Mark Rushbrook affirme que le premier moteur Red Bull-Ford de l’ère 2026 a démarré de façon assez solide pour être déjà « dans le coup », tout en estimant, comme Max Verstappen, que Mercedes reste la référence sur le plan moteur.
Dans un entretien accordé à Motorsport-Total.com, le directeur de Ford Performance a rappelé l’ampleur du défi relevé par Red Bull Powertrains avec le DM01. « Nous savions à quel point ce serait un défi incroyable d’être simplement sur la grille avec ce nouveau groupe propulseur.

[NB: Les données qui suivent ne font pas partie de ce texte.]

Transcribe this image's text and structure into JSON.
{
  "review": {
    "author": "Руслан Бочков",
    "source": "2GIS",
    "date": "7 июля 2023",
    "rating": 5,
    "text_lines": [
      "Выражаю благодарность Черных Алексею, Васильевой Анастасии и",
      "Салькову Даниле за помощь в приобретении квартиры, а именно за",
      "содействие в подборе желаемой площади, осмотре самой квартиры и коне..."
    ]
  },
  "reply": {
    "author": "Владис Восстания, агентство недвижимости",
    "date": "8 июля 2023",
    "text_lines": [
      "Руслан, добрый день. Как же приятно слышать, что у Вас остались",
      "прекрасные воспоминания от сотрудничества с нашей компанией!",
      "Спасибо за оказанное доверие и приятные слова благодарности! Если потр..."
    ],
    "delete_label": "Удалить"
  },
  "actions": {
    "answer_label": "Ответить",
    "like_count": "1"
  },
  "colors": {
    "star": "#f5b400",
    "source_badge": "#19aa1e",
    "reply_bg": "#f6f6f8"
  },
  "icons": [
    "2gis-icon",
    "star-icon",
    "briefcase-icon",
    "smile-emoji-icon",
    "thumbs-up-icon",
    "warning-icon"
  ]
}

Mais être dans le coup comme nous le sommes, ça fait clairement du bien », a-t-il déclaré. Rushbrook a aussi souligné que le projet avait demandé trois ans et demi avant d’arriver en piste, et que voir le moteur au départ de la saison à Melbourne avait été un moment fort pour Ford.
Ce début compétitif tranche avec le discours entendu il y a encore quelques mois. À Zandvoort l’an dernier, Toto Wolff avait jugé que Red Bull devait « gravir l’Everest » avec son projet moteur. Puis, après les essais hivernaux de Bahreïn, Wolff et George Russell ont décrit l’unité de puissance Red Bull-Ford comme la « référence absolue ». Selon les éléments rapportés, ces prises de position s’inscrivaient aussi dans le contexte politique des débats autour du règlement moteur 2026. Verstappen avait d’ailleurs répondu : « Attendez de voir à quel point Mercedes sera rapide dans les lignes droites à Melbourne. »

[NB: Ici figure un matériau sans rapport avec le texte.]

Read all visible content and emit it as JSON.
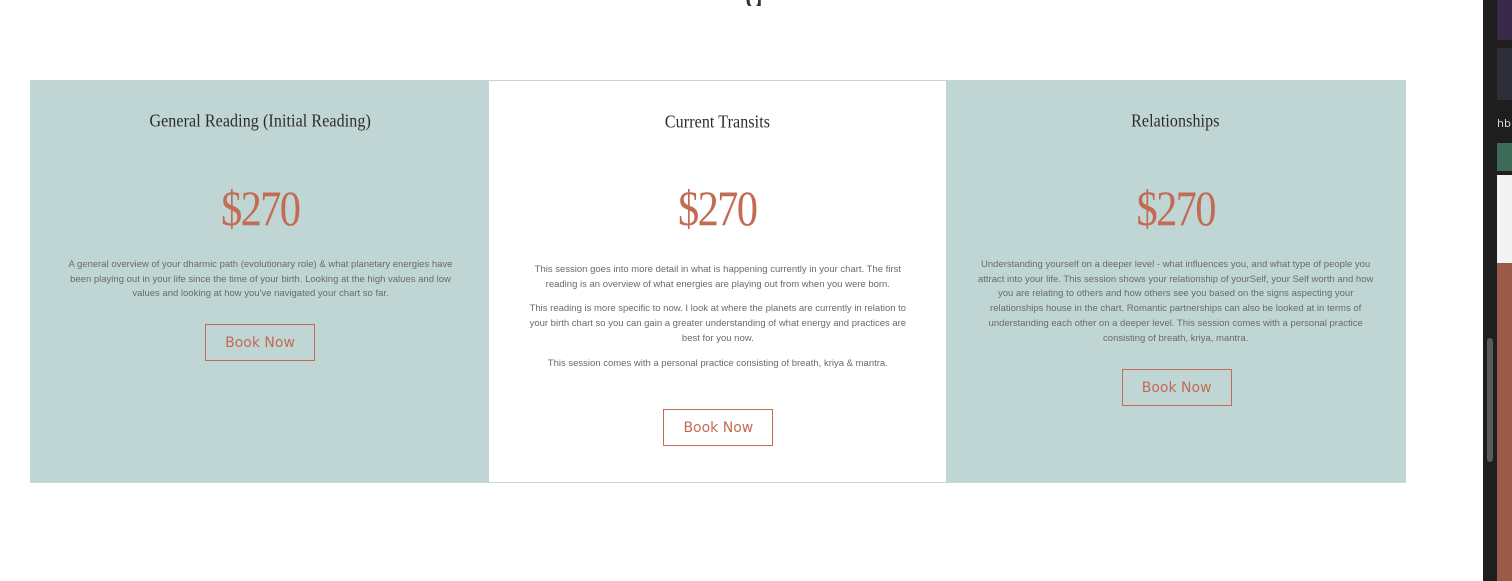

Rushbrook ne reprend pas à son compte l’idée d’un Red Bull-Ford déjà au sommet. « Il y a l’aspect sportif, l’aspect technique, et bien sûr aussi la politique », a-t-il expliqué. Sa lecture de la hiérarchie reste plus prudente, parce que les nouveaux groupes propulseurs réagissent fortement aux conditions d’utilisation.

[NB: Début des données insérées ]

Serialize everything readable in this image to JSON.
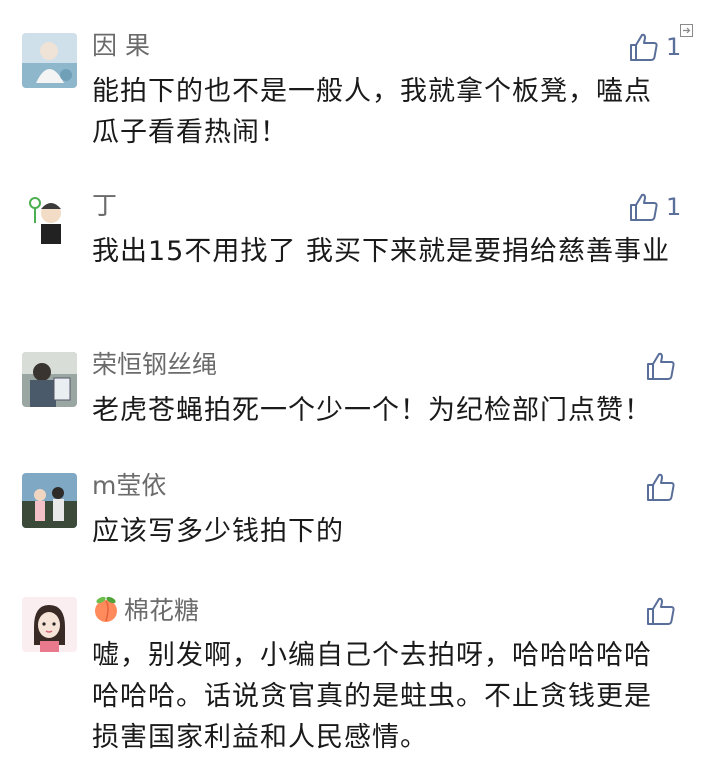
{
  "colors": {
    "like_blue": "#5a6e9a",
    "name_gray": "#6b6b6b",
    "text_dark": "#1a1a1a"
  },
  "comments": [
    {
      "name": "因 果",
      "content": "能拍下的也不是一般人，我就拿个板凳，嗑点瓜子看看热闹！",
      "likes": "1"
    },
    {
      "name": "丁",
      "content": "我出15不用找了 我买下来就是要捐给慈善事业",
      "likes": "1"
    },
    {
      "name": "荣恒钢丝绳",
      "content": "老虎苍蝇拍死一个少一个！为纪检部门点赞！",
      "likes": ""
    },
    {
      "name": "m莹依",
      "content": "应该写多少钱拍下的",
      "likes": ""
    },
    {
      "name": "棉花糖",
      "name_emoji": "peach-icon",
      "content": "嘘，别发啊，小编自己个去拍呀，哈哈哈哈哈哈哈哈。话说贪官真的是蛀虫。不止贪钱更是损害国家利益和人民感情。",
      "likes": ""
    }
  ]
}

Il estime que cette sensibilité brouille encore la comparaison directe entre motoristes. « Les conditions ont clairement un impact, parce que ces groupes propulseurs sont sensibles aux températures et aux conditions environnementales », a-t-il dit. « Nous constatons des différences selon ces conditions, et cela fait partie de ce que nous devons encore régler. »
C’est aussi pour cette raison qu’il appelle la FIA à la prudence quand elle évalue la performance du moteur thermique via son processus ADUO après le Grand Prix du Canada. Rushbrook a insisté sur le fait que les décideurs doivent juger « le contexte, et pas seulement regarder les données aveuglément ». Par contexte, il vise « les températures, l’humidité, l’environnement dans lequel on court, parce que chaque groupe propulseur a une sensibilité différente à ces conditions ».
Cette position n’enlève rien au progrès réalisé par Red Bull et Ford pour arriver immédiatement à un niveau compétitif. Red Bull a construit son usine moteurs de Milton Keynes en 55 semaines, tandis que Ford a fini par élargir son rôle au-delà de la seule électrification, en s’impliquant aussi davantage sur le moteur thermique. Rushbrook a expliqué que la coopération avait initialement porté sur « la cellule de batterie, le moteur électrique, l’inverseur, le logiciel et les systèmes de calibration », avant d’évoluer au fil du programme. Il a aussi mis en avant les gains apportés par la fabrication additive et les procédés de production modernes, notamment la capacité à imprimer et produire rapidement des pièces avec le niveau de précision nécessaire.
Malgré ce départ plus fort qu’attendu, Rushbrook assure que Red Bull et Ford savent encore où progresser. À partir de leurs propres données, y compris l’effet des conditions de piste, les deux partenaires ont « une vision claire » de ce qu’il faut améliorer, sans vouloir en dire davantage publiquement. Et au moment de situer la vraie référence du début de cycle 2026, il rejoint toujours Verstappen sur un point essentiel : le moteur Mercedes reste l’étalon. « Oui, il est vraiment très bon », a-t-il lâché avec un sourire.